HeteEdgeWalk: A Heterogeneous Edge Memory Random Walk for Heterogeneous Information Network Embedding

Entropy (Basel). 2023 Jun 29;25(7):998. doi: 10.3390/e25070998.

Abstract

Most Heterogeneous Information Network (HIN) embedding methods use meta-paths to guide random walks to sample from HIN and perform representation learning in order to overcome the bias of traditional random walks that are more biased towards high-order nodes. Their performance depends on the suitability of the generated meta-paths for the current HIN. The definition of meta-paths requires domain expertise, which makes the results overly dependent on the meta-paths. Moreover, it is difficult to represent the structure of complex HIN with a single meta-path. In a meta-path guided random walk, some of the heterogeneous structures (e.g., node type(s)) are not among the node types specified by the meta-path, making this heterogeneous information ignored. In this paper, HeteEdgeWalk, a solution method that does not involve meta-paths, is proposed. We design a dynamically adjusted bidirectional edge-sampling walk strategy. Specifically, edge sampling and the storage of recently selected edge types are used to better sample the network structure in a more balanced and comprehensive way.
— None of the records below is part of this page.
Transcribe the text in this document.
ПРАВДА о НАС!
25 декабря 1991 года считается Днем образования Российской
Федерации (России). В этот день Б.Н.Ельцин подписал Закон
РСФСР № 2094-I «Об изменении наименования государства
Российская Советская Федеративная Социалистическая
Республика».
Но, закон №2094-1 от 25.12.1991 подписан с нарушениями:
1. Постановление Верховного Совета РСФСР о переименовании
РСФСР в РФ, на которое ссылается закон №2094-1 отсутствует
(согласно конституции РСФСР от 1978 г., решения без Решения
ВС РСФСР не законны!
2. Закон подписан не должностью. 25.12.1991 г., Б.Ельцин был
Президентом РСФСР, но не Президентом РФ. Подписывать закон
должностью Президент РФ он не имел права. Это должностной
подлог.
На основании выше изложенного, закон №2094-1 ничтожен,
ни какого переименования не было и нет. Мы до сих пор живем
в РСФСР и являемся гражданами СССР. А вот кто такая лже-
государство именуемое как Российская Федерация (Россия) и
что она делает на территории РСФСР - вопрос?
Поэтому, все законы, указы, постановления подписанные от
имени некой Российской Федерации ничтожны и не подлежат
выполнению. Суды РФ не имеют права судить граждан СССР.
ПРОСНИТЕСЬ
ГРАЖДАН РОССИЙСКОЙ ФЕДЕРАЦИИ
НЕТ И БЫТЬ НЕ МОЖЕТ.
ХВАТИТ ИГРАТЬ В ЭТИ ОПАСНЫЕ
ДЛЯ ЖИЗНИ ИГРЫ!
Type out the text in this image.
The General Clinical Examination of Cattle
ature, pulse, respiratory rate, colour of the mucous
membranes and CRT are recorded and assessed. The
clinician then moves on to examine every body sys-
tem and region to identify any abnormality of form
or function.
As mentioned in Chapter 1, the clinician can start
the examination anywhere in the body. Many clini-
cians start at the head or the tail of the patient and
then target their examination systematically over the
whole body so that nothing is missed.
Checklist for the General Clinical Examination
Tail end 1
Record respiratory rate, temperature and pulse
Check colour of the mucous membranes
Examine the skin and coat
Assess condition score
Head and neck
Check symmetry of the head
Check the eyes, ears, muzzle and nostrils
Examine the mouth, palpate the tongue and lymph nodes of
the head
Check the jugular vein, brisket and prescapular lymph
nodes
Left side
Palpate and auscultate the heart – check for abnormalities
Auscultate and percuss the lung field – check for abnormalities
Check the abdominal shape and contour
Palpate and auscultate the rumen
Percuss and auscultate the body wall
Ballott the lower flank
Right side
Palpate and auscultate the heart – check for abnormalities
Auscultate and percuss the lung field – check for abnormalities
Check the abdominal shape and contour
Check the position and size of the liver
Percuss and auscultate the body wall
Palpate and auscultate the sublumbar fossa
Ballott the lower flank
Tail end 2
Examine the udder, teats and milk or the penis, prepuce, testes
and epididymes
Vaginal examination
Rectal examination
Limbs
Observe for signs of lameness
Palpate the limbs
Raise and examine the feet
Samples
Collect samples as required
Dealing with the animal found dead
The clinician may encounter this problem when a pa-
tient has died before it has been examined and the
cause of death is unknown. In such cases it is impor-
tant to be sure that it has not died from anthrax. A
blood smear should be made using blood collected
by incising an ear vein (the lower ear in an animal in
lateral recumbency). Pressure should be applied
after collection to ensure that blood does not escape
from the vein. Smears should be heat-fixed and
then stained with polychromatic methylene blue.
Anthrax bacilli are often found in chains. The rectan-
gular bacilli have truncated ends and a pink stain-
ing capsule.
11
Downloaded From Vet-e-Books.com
Finally, node classification and clustering experiments are performed on four real HINs with in-depth analysis. The results show a maximum performance improvement of 2% in node classification and at least 0.6% in clustering compared to baselines. This demonstrates the superiority of the method to effectively capture semantic information from HINs.

Keywords: edge sampling; heterogeneous information network; network embeddings; random walk; representation learning.